Cyber Incident Victim: Astoria Company LLC
Date:
Jan 2021
Location:
United States of America
Summary
A lead generation firm suffered a significant data breach when its databases were listed for sale on dark web markets by the Shiny Hunters group, initially claiming inflated figures but exposing sensitive information including names, email addresses, phone numbers, physical addresses, dates of birth, and IP addresses. More critically, subsets of records contained highly sensitive data such as Social Security numbers, bank account details, driver's license numbers, medical histories, and credit information. Attackers exploited a publicly accessible database management script (Adminer.php) with pre-saved credentials on multiple company domains, enabling unauthorized access without authentication. The intrusion was linked to malicious scripts and web shells deployed across the firm's infrastructure, with evidence suggesting compromised credentials from a former developer. Following notification by security researchers, the affected domains were taken offline.
| CIA Posture | Motives | Tactics, Techniques & Procedures |
|---|---|---|
| Available to members | 2 motives | 1 technique |
| Threat Actors | Type | Location |
|---|---|---|
| 2 actors | Available to members | Available to members |
Description
On January 26, 2021, threat intelligence analysts at Nightlion Security identified multiple databases listed for sale on the Dark0de darkweb market by the hacking group Shiny Hunters. Among the offerings was a database attributed to Astoria Company LLC, a lead generation firm aggregating consumer data for services like car loans, medical insurance, and payday loans through partner referrals. The initial listing claimed the Astoria database contained 300 million records, including 40 million U.S. social security numbers, though subsequent analysis revealed these figures were inflated. Nightlion’s examination confirmed the exposed data included names, email addresses, dates of birth, mobile phone numbers, physical addresses, and IP addresses. A subset of 10 million records contained highly sensitive information such as social security numbers, bank account details, driver’s license numbers, credit history, medical data, and vehicle or home information. Additionally, unencrypted email transaction logs within the leak revealed Astoria’s practice of transmitting sensitive user data via insecure email channels. Within a week, Shiny Hunters publicly listed the databases for sale, and a user named “Seller13”—later linked by researchers to Shiny Hunters member “Yousef”—advertised the Astoria data on other darkweb forums.
Nightlion’s investigation traced the breach to Astoria’s MortgageLeads.loans domain, where attackers deployed the Corex.php web shell and the Adminer.php database management script.

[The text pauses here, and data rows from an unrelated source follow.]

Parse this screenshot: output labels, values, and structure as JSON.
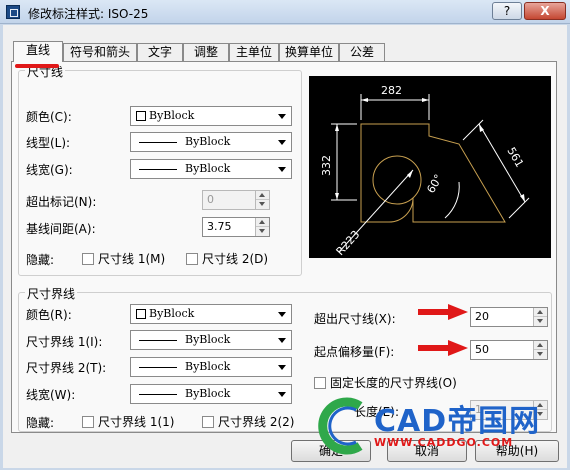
{
  "window": {
    "title": "修改标注样式: ISO-25",
    "help_label": "?",
    "close_label": "X"
  },
  "tabs": [
    {
      "label": "直线"
    },
    {
      "label": "符号和箭头"
    },
    {
      "label": "文字"
    },
    {
      "label": "调整"
    },
    {
      "label": "主单位"
    },
    {
      "label": "换算单位"
    },
    {
      "label": "公差"
    }
  ],
  "dim_lines": {
    "title": "尺寸线",
    "color": {
      "label": "颜色(C):",
      "value": "ByBlock"
    },
    "linetype": {
      "label": "线型(L):",
      "value": "ByBlock"
    },
    "lineweight": {
      "label": "线宽(G):",
      "value": "ByBlock"
    },
    "extend_beyond_ticks": {
      "label": "超出标记(N):",
      "value": "0"
    },
    "baseline_spacing": {
      "label": "基线间距(A):",
      "value": "3.75"
    },
    "suppress": {
      "label": "隐藏:",
      "opt1": "尺寸线 1(M)",
      "opt2": "尺寸线 2(D)"
    }
  },
  "ext_lines": {
    "title": "尺寸界线",
    "color": {
      "label": "颜色(R):",
      "value": "ByBlock"
    },
    "linetype1": {
      "label": "尺寸界线 1(I):",
      "value": "ByBlock"
    },
    "linetype2": {
      "label": "尺寸界线 2(T):",
      "value": "ByBlock"
    },
    "lineweight": {
      "label": "线宽(W):",
      "value": "ByBlock"
    },
    "suppress": {
      "label": "隐藏:",
      "opt1": "尺寸界线 1(1)",
      "opt2": "尺寸界线 2(2)"
    },
    "extend_beyond": {
      "label": "超出尺寸线(X):",
      "value": "20"
    },
    "offset_origin": {
      "label": "起点偏移量(F):",
      "value": "50"
    },
    "fixed_length": {
      "label": "固定长度的尺寸界线(O)"
    },
    "length": {
      "label": "长度(E):",
      "value": "1"
    }
  },
  "preview": {
    "dim_top": "282",
    "dim_left": "332",
    "dim_slant": "561",
    "dim_angle": "60°",
    "dim_radius": "R223"
  },
  "buttons": {
    "ok": "确定",
    "cancel": "取消",
    "help": "帮助(H)"
  },
  "watermark": {
    "brand": "CAD帝国网",
    "url": "WWW.CADDGO.COM"
  },
  "colors": {
    "accent_red": "#e01818",
    "preview_line": "#c8a050",
    "preview_dim": "#ffffff",
    "brand_blue": "#1f63c9"
  }
}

The Adminer interface, accessible via a public URL, contained pre-saved credentials for the “adminastoria” account, granting unrestricted database access without authentication. Nightlion attributed this vulnerability to Shiny Hunters’ known tactic of exploiting leaked credentials. Further analysis identified over 400 domains registered to Astoria, with 19 confirmed to host the same Adminer script. Nightlion CEO Vinny Troia notified Astoria of the exposure on January 29, 2021. Astoria’s internal investigation concluded a former developer based India likely intentionally saved the credentials. The company removed the malicious scripts and took the affected domains offline. The breach impacted approximately 30 million U.S. individuals, exposing personal and financial data that remained actively traded on darkweb markets following the containment efforts.